Thursday, September 25, 2008

A different view on the bailout
My analysis suggests that Treasury Secretary Henry Paulson (a former investment banker, no less, not a trader) may pull off the mother of all trades, which could net a trillion dollars and maybe as much as $2.2 trillion -- yes, with a "t" -- for the United States Treasury.

Wouldn't that be wonderful. However, his analysis has a very big problem.

My models suggest that Fannie and Freddie, on the other hand, are a gold mine. For $2 billion in cash up front and some $200 billion in loan guarantees so far, the U.S. government now controls $5.4 trillion in mortgages and mortgage guarantees.

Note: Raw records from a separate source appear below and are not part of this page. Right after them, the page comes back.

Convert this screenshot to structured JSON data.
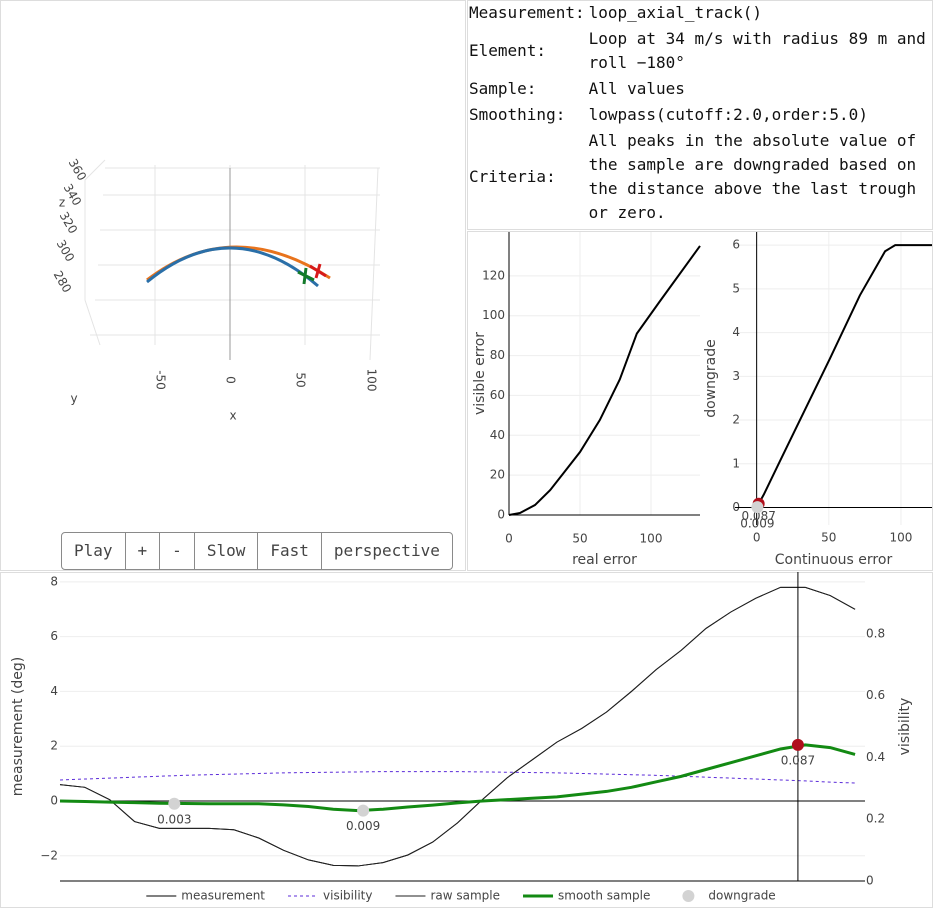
{
  "scene": {
    "type": "scatter3d",
    "xlabel": "x",
    "ylabel": "y",
    "zlabel": "z",
    "xticks": [
      -50,
      0,
      50,
      100
    ],
    "zticks": [
      280,
      300,
      320,
      340,
      360
    ]
  },
  "controls": {
    "buttons": [
      "Play",
      "+",
      "-",
      "Slow",
      "Fast",
      "perspective"
    ]
  },
  "info": {
    "rows": [
      [
        "Measurement:",
        "loop_axial_track()"
      ],
      [
        "Element:",
        "Loop at 34 m/s with radius 89 m and roll −180°"
      ],
      [
        "Sample:",
        "All values"
      ],
      [
        "Smoothing:",
        "lowpass(cutoff:2.0,order:5.0)"
      ],
      [
        "Criteria:",
        "All peaks in the absolute value of the sample are downgraded based on the distance above the last trough or zero."
      ]
    ]
  },
  "chart_data": [
    {
      "type": "line",
      "xlabel": "real error",
      "ylabel": "visible error",
      "x": [
        0,
        7.7,
        18.3,
        29,
        39,
        50,
        64,
        78,
        90,
        106,
        134.5
      ],
      "series": [
        {
          "color": "#000000",
          "width": 2,
          "values": [
            0,
            1,
            5,
            12.5,
            21.6,
            31.6,
            47.7,
            68,
            91,
            107,
            135
          ]
        }
      ],
      "xlim": [
        0,
        134.5
      ],
      "ylim": [
        0,
        142
      ],
      "xticks": [
        0,
        50,
        100
      ],
      "yticks": [
        0,
        20,
        40,
        60,
        80,
        100,
        120
      ],
      "grid": true,
      "zeroline": [
        "x",
        "y"
      ]
    },
    {
      "type": "line",
      "xlabel": "Continuous error",
      "ylabel": "downgrade",
      "x": [
        0,
        5,
        16,
        30,
        50.7,
        71.5,
        89,
        96,
        121.5
      ],
      "series": [
        {
          "color": "#000000",
          "width": 2,
          "values": [
            0,
            0.3,
            1.05,
            2,
            3.4,
            4.85,
            5.86,
            6,
            6
          ]
        },
        {
          "mode": "markers",
          "x": [
            1.4,
            0.5
          ],
          "values": [
            0.087,
            0.009
          ],
          "colors": [
            "#b0101c",
            "#d3d3d3"
          ],
          "show_values": true
        }
      ],
      "xlim": [
        -15,
        121.5
      ],
      "ylim": [
        -0.4,
        6.3
      ],
      "xticks": [
        0,
        50,
        100
      ],
      "yticks": [
        0,
        1,
        2,
        3,
        4,
        5,
        6
      ],
      "grid": true,
      "zeroline": [
        "x",
        "y"
      ]
    },
    {
      "type": "line",
      "ylabel": "measurement (deg)",
      "y2label": "visibility",
      "x": [
        0,
        1,
        2,
        3,
        4,
        5,
        6,
        7,
        8,
        9,
        10,
        11,
        12,
        13,
        14,
        15,
        16,
        17,
        18,
        19,
        20,
        21,
        22,
        23,
        24,
        25,
        26,
        27,
        28,
        29,
        30,
        31,
        32
      ],
      "xlim": [
        0,
        32.4
      ],
      "ylim": [
        -2.92,
        8.36
      ],
      "yticks": [
        {
          "value": -2,
          "label": "−2"
        },
        0,
        2,
        4,
        6,
        8
      ],
      "y2lim": [
        0,
        1.0
      ],
      "y2ticks": [
        0,
        0.2,
        0.4,
        0.6,
        0.8
      ],
      "grid": true,
      "zeroline": [
        "y",
        "y2"
      ],
      "legend": "bottom",
      "series": [
        {
          "name": "measurement",
          "color": "#000000",
          "width": 1,
          "values": [
            0.6,
            0.5,
            0.05,
            -0.75,
            -1.0,
            -1.0,
            -1.0,
            -1.05,
            -1.35,
            -1.8,
            -2.15,
            -2.35,
            -2.37,
            -2.25,
            -1.97,
            -1.5,
            -0.8,
            0.05,
            0.85,
            1.5,
            2.15,
            2.65,
            3.25,
            4.0,
            4.8,
            5.5,
            6.3,
            6.9,
            7.4,
            7.8,
            7.8,
            7.5,
            7.0
          ]
        },
        {
          "name": "visibility",
          "color": "#5b2bd9",
          "width": 1,
          "dash": "dot",
          "axis": "y2",
          "values": [
            0.327,
            0.33,
            0.333,
            0.336,
            0.339,
            0.342,
            0.344,
            0.346,
            0.348,
            0.35,
            0.351,
            0.352,
            0.353,
            0.354,
            0.354,
            0.354,
            0.354,
            0.353,
            0.352,
            0.351,
            0.35,
            0.348,
            0.346,
            0.344,
            0.342,
            0.339,
            0.336,
            0.333,
            0.33,
            0.327,
            0.324,
            0.32,
            0.317
          ]
        },
        {
          "name": "raw sample",
          "color": "#222222",
          "width": 1,
          "values": [
            0.6,
            0.5,
            0.05,
            -0.75,
            -1.0,
            -1.0,
            -1.0,
            -1.05,
            -1.35,
            -1.8,
            -2.15,
            -2.35,
            -2.37,
            -2.25,
            -1.97,
            -1.5,
            -0.8,
            0.05,
            0.85,
            1.5,
            2.15,
            2.65,
            3.25,
            4.0,
            4.8,
            5.5,
            6.3,
            6.9,
            7.4,
            7.8,
            7.8,
            7.5,
            7.0
          ]
        },
        {
          "name": "smooth sample",
          "color": "#138a13",
          "width": 3,
          "values": [
            0,
            -0.02,
            -0.04,
            -0.06,
            -0.08,
            -0.09,
            -0.1,
            -0.1,
            -0.1,
            -0.14,
            -0.2,
            -0.3,
            -0.35,
            -0.3,
            -0.22,
            -0.15,
            -0.07,
            0,
            0.05,
            0.1,
            0.15,
            0.25,
            0.35,
            0.5,
            0.7,
            0.9,
            1.15,
            1.4,
            1.65,
            1.9,
            2.05,
            1.95,
            1.7
          ]
        },
        {
          "name": "downgrade",
          "mode": "markers",
          "x": [
            4.6,
            12.2,
            29.7
          ],
          "values": [
            -0.1,
            -0.35,
            2.05
          ],
          "labels": [
            0.003,
            0.009,
            0.087
          ],
          "color": "#d3d3d3",
          "colors": [
            "#d3d3d3",
            "#d3d3d3",
            "#b0101c"
          ]
        }
      ]
    }
  ]
}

Fannie and Freddie each own around $800 million in mortgage loans, some of them already at discounted values. They also guarantee the credit-worthiness of another $2.2 trillion and $1.6 trillion in mortgage-backed securities. Held to maturity, they may be worth a lot more than Mr. Paulson paid for them. They're called distressed securities for a reason.

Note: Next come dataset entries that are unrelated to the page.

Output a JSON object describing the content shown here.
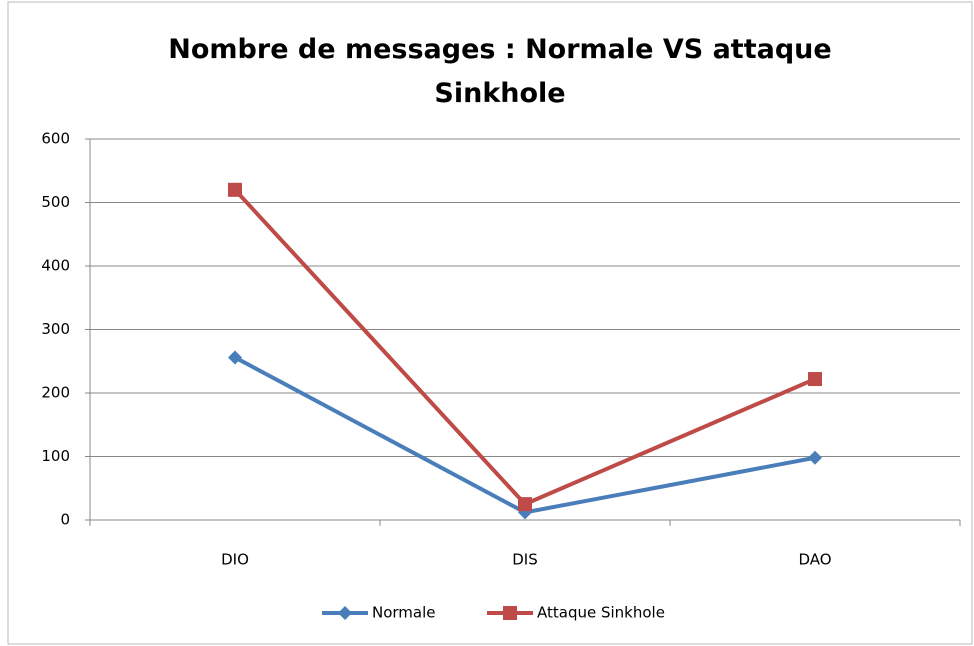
{
  "chart_data": {
    "type": "line",
    "title": "Nombre de messages : Normale VS attaque Sinkhole",
    "categories": [
      "DIO",
      "DIS",
      "DAO"
    ],
    "series": [
      {
        "name": "Normale",
        "color": "#4a7ebb",
        "marker": "diamond",
        "values": [
          256,
          12,
          98
        ]
      },
      {
        "name": "Attaque Sinkhole",
        "color": "#be4b48",
        "marker": "square",
        "values": [
          520,
          25,
          222
        ]
      }
    ],
    "ylim": [
      0,
      600
    ],
    "yticks": [
      0,
      100,
      200,
      300,
      400,
      500,
      600
    ],
    "grid": true,
    "legend": "bottom"
  }
}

They are distressed because people are not making their mortgage payments. Consequently, the only way the government can recoup its investment is to foreclose on these people. What are the odds that the government is actually going to go around foreclosing on delinquent payers?

As an interesting aside, the government is buying something it already legally owns through the right of eminent domain.